Katherine Davidson |
Les médias spéculent de plus en plus ces derniers temps en affirmant que les prêts auto pourraient bien être le déclencheur de la prochaine crise financière. Les États-Unis sont le principal marché automobile de la planète. Or, les chiffres des prêts auto se sont nettement détériorés sur ce marché au cours des quelques trimestres écoulés. Les choses n’iront pourtant sans doute pas jusque-là, d’après Katherine Davidson, spécialiste Global Sector chez Schroders .
Durant le T4 de 2016, les nouveaux arriérés de paiement se chiffraient à 23 milliards de dollars américains, tandis que les nouveaux défauts de paiement atteignaient 8 milliards de dollars américains. Pareils niveaux en valeur absolue n’ont plus été vus depuis la crise financière. Si cette évolution a tellement focalisé l’attention, c’est parce que les indicateurs économiques montrent que le consommateur américain se porte bien. La confiance des consommateurs américains est en hausse, le chômage continue de reculer et les tendances dans les autres branches du crédit sont très favorables. Comment expliquer alors la détérioration des crédits auto et quelle est l’ampleur du problème pour l’industrie automobile et pour le système financier en général?
Les prêts auto sont classés en fonction de la solvabilité de l’emprunteur: Prime contre subprime. Dès que l’on voit le mot subprime, tous les signaux d’alerte passent au rouge parce que ce mot rappelle le souvenir de la crise financière dans laquelle les emprunts hypothécaires de type subprime ont joué un rôle majeur. Katherine Davidson pense que les conséquence de la détérioration des prêts auto de type subprime sont nettement moins graves. Les prêts auto de type subprime ne représentent qu’un faible pourcentage des prêts, pour un montant de l’ordre de 270 milliards de dollars. Cela ne représente que 25% du total des financements de l’achat de voitures et à peine 2% de l’ensemble des crédits à la consommation.
Les prêteurs ne prennent donc pas tous le même risque. D’après les données dont on dispose, la croissance récente de ce segment de l’activité de prêt n’est à mettre à l’actif ni des banques systémiques, ni des entreprises de leasing, ni des sociétés de financement auto existantes. Cette hausse est avant tout imputable à des nouveaux venus sur le marché. Il s’agit en l’occurrence d’opérateurs de capital-investissement qui sont très présents sur le marché des prêts auto de type subprime ou qui occupent une position dominante sur le marché des prêts auto de type deep-subprime, ces derniers étant destinés aux consommateurs insolvables ou à solvabilité très faible. Les organismes de crédit traditionnels se retirent quant à eux de ce segment du marché. Même si les chiffres révélant une détérioration des crédits ont donc de quoi alarmer de prime abord, Katherine Davidson estime qu’il n’y a pas lieu de paniquer. Les risques semblent minimes pour l’industrie automobile et pour le système financier au sens large.
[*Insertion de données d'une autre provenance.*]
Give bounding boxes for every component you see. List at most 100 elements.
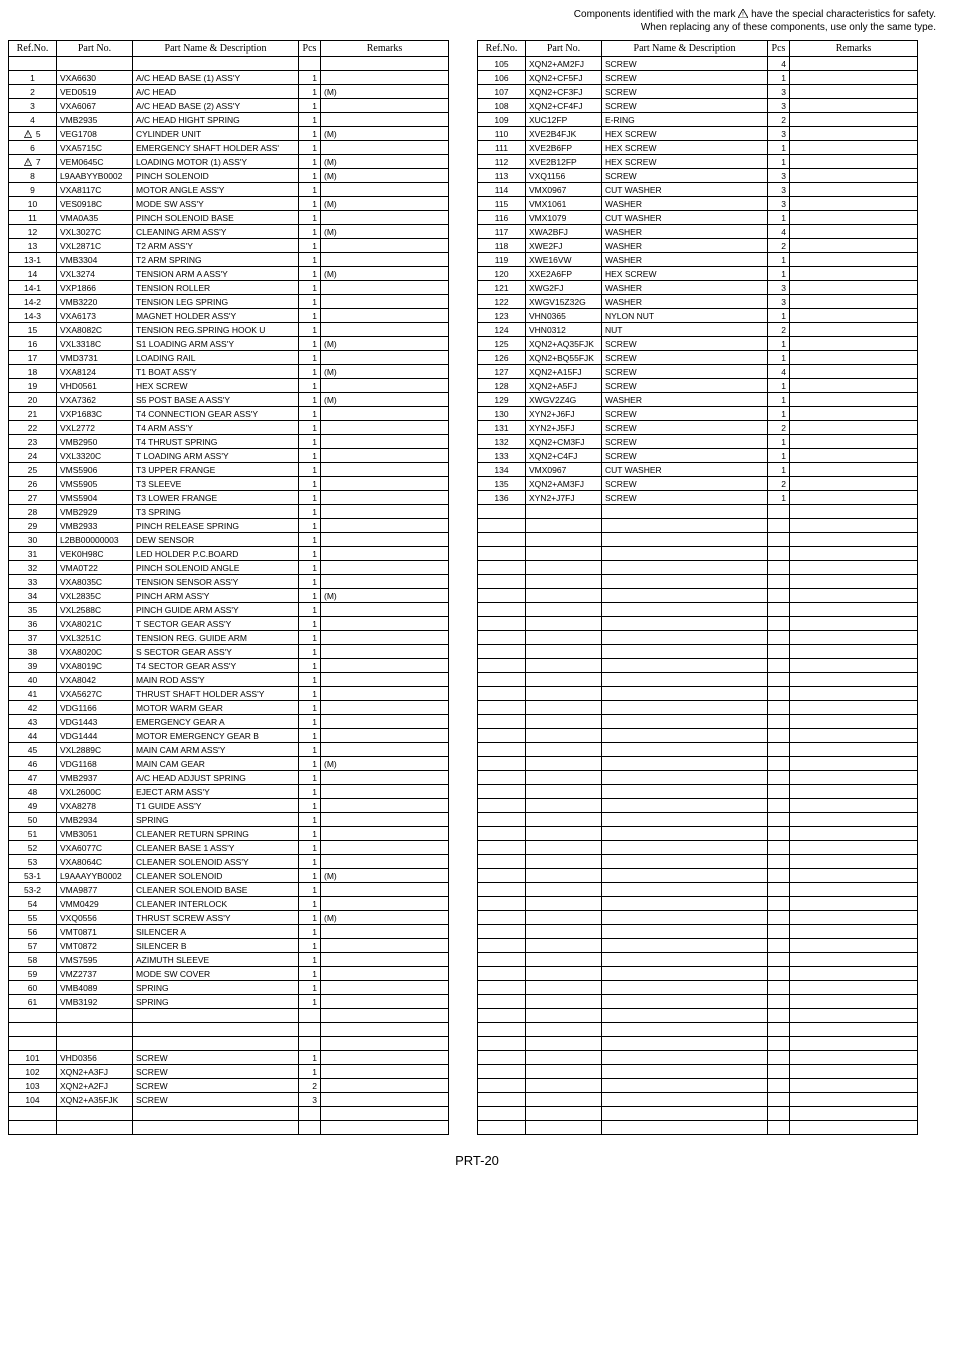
cell-ref xyxy=(478,757,526,771)
cell-remarks xyxy=(790,827,918,841)
cell-remarks xyxy=(790,757,918,771)
cell-remarks xyxy=(321,99,449,113)
table-row: 61VMB3192SPRING1 xyxy=(9,995,449,1009)
table-row xyxy=(478,519,918,533)
table-row: 47VMB2937A/C HEAD ADJUST SPRING1 xyxy=(9,771,449,785)
cell-ref xyxy=(478,897,526,911)
table-row: 26VMS5905T3 SLEEVE1 xyxy=(9,477,449,491)
cell-part: XQN2+CF3FJ xyxy=(526,85,602,99)
table-row: 57VMT0872SILENCER B1 xyxy=(9,939,449,953)
cell-remarks xyxy=(321,603,449,617)
cell-pcs: 1 xyxy=(299,729,321,743)
cell-ref: 53-2 xyxy=(9,883,57,897)
cell-name: A/C HEAD ADJUST SPRING xyxy=(133,771,299,785)
cell-part: VMB3304 xyxy=(57,253,133,267)
cell-part: VXA6067 xyxy=(57,99,133,113)
table-row: 125XQN2+AQ35FJKSCREW1 xyxy=(478,337,918,351)
col-header-rem: Remarks xyxy=(321,41,449,57)
cell-name: A/C HEAD HIGHT SPRING xyxy=(133,113,299,127)
table-row: 13VXL2871CT2 ARM ASS'Y1 xyxy=(9,239,449,253)
cell-ref xyxy=(478,603,526,617)
cell-part xyxy=(526,715,602,729)
col-header-name: Part Name & Description xyxy=(602,41,768,57)
cell-ref: 46 xyxy=(9,757,57,771)
table-row: 6VXA5715CEMERGENCY SHAFT HOLDER ASS'1 xyxy=(9,141,449,155)
cell-ref: 108 xyxy=(478,99,526,113)
cell-name: PINCH SOLENOID BASE xyxy=(133,211,299,225)
cell-name xyxy=(602,645,768,659)
cell-part xyxy=(526,1107,602,1121)
svg-text:!: ! xyxy=(28,161,29,167)
table-row: 11VMA0A35PINCH SOLENOID BASE1 xyxy=(9,211,449,225)
cell-ref: 36 xyxy=(9,617,57,631)
cell-remarks xyxy=(321,141,449,155)
col-header-pcs: Pcs xyxy=(299,41,321,57)
cell-pcs: 1 xyxy=(299,477,321,491)
cell-remarks xyxy=(790,785,918,799)
table-row: 103XQN2+A2FJSCREW2 xyxy=(9,1079,449,1093)
cell-ref xyxy=(478,519,526,533)
cell-ref: 4 xyxy=(9,113,57,127)
cell-ref: 37 xyxy=(9,631,57,645)
table-row: 51VMB3051CLEANER RETURN SPRING1 xyxy=(9,827,449,841)
cell-part: VMB2950 xyxy=(57,435,133,449)
cell-remarks xyxy=(790,435,918,449)
table-row: ! 5VEG1708CYLINDER UNIT1(M) xyxy=(9,127,449,141)
cell-pcs xyxy=(768,1079,790,1093)
cell-remarks xyxy=(321,939,449,953)
cell-name: SCREW xyxy=(602,351,768,365)
cell-name: SPRING xyxy=(133,813,299,827)
table-row: 127XQN2+A15FJSCREW4 xyxy=(478,365,918,379)
cell-ref: 43 xyxy=(9,715,57,729)
cell-name: SCREW xyxy=(602,365,768,379)
cell-pcs: 1 xyxy=(299,631,321,645)
table-row xyxy=(478,1023,918,1037)
table-row xyxy=(9,1037,449,1051)
cell-pcs xyxy=(768,1051,790,1065)
table-row xyxy=(9,1009,449,1023)
cell-part: VMB2935 xyxy=(57,113,133,127)
cell-ref xyxy=(478,575,526,589)
cell-ref: 17 xyxy=(9,351,57,365)
cell-name: S SECTOR GEAR ASS'Y xyxy=(133,645,299,659)
cell-ref: 32 xyxy=(9,561,57,575)
table-row: 22VXL2772T4 ARM ASS'Y1 xyxy=(9,421,449,435)
cell-pcs xyxy=(768,841,790,855)
col-header-rem: Remarks xyxy=(790,41,918,57)
cell-pcs xyxy=(768,981,790,995)
cell-remarks: (M) xyxy=(321,127,449,141)
table-row xyxy=(478,645,918,659)
cell-ref: 49 xyxy=(9,799,57,813)
cell-pcs xyxy=(768,701,790,715)
cell-pcs xyxy=(768,617,790,631)
cell-remarks xyxy=(790,883,918,897)
table-row xyxy=(478,547,918,561)
cell-ref xyxy=(478,1023,526,1037)
cell-remarks xyxy=(790,267,918,281)
cell-part xyxy=(526,883,602,897)
table-row: 39VXA8019CT4 SECTOR GEAR ASS'Y1 xyxy=(9,659,449,673)
cell-ref: 24 xyxy=(9,449,57,463)
cell-ref xyxy=(9,1107,57,1121)
cell-pcs: 1 xyxy=(299,99,321,113)
header-line1-post: have the special characteristics for saf… xyxy=(748,9,936,20)
cell-pcs xyxy=(768,1121,790,1135)
cell-pcs: 1 xyxy=(299,225,321,239)
cell-part: VXA8020C xyxy=(57,645,133,659)
cell-ref xyxy=(478,841,526,855)
table-row: 136XYN2+J7FJSCREW1 xyxy=(478,491,918,505)
cell-name: HEX SCREW xyxy=(602,155,768,169)
table-row: 134VMX0967CUT WASHER1 xyxy=(478,463,918,477)
cell-ref: 39 xyxy=(9,659,57,673)
cell-pcs xyxy=(768,799,790,813)
cell-part: VXA8035C xyxy=(57,575,133,589)
table-row xyxy=(478,533,918,547)
col-header-ref: Ref.No. xyxy=(478,41,526,57)
cell-name: SPRING xyxy=(133,981,299,995)
cell-pcs xyxy=(768,659,790,673)
cell-remarks xyxy=(321,1093,449,1107)
cell-part: XWA2BFJ xyxy=(526,225,602,239)
table-row: 28VMB2929T3 SPRING1 xyxy=(9,505,449,519)
cell-pcs xyxy=(299,57,321,71)
cell-pcs: 1 xyxy=(299,407,321,421)
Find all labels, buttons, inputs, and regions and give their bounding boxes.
Katherine Davidson se dit davantage préoccupée par la rentabilité de l’industrie automobile. Les prix des voitures usagées sont sous pression, notamment à cause de l’offre grandissante de voitures de seconde main vendues par des propriétaires qui passent à un modèle plus performant ou plus récent, mais aussi de voitures de leasing en fin de contrat. Tout cela affecte indirectement la rentabilité des constructeurs automobiles ainsi que la demande de véhicules neufs, surtout lorsque les conditions d’octroi des crédits sont rendues plus strictes. De plus, les constructeurs sont confrontés à l’inflation en hausse qui se traduit par un renchérissement des matières premières, une progression des salaires et une hausse des frais visant à réduire les émissions de CO2 et à améliorer la sécurité. Katherine Davidson ne s’attend pas à une diminution des ventes de voitures neuves. Mais à volumes de ventes constants, les bénéfices des constructeurs automobiles seront mis sous pression.
Les cours des actions du secteur automobile affichent déjà des valorisations plus faibles. Le marché semble reconnaître que le niveau élevé des marges bénéficiaires est intenable. Il y a cependant des opportunités à débusquer, notamment là où les prévisions liées à certaines actions spécifiques du secteur ont été évaluées de manière trop pessimiste par rapport aux prévisions économiques en général favorables. La prudence s’impose toutefois pour les investisseurs dans ce secteur.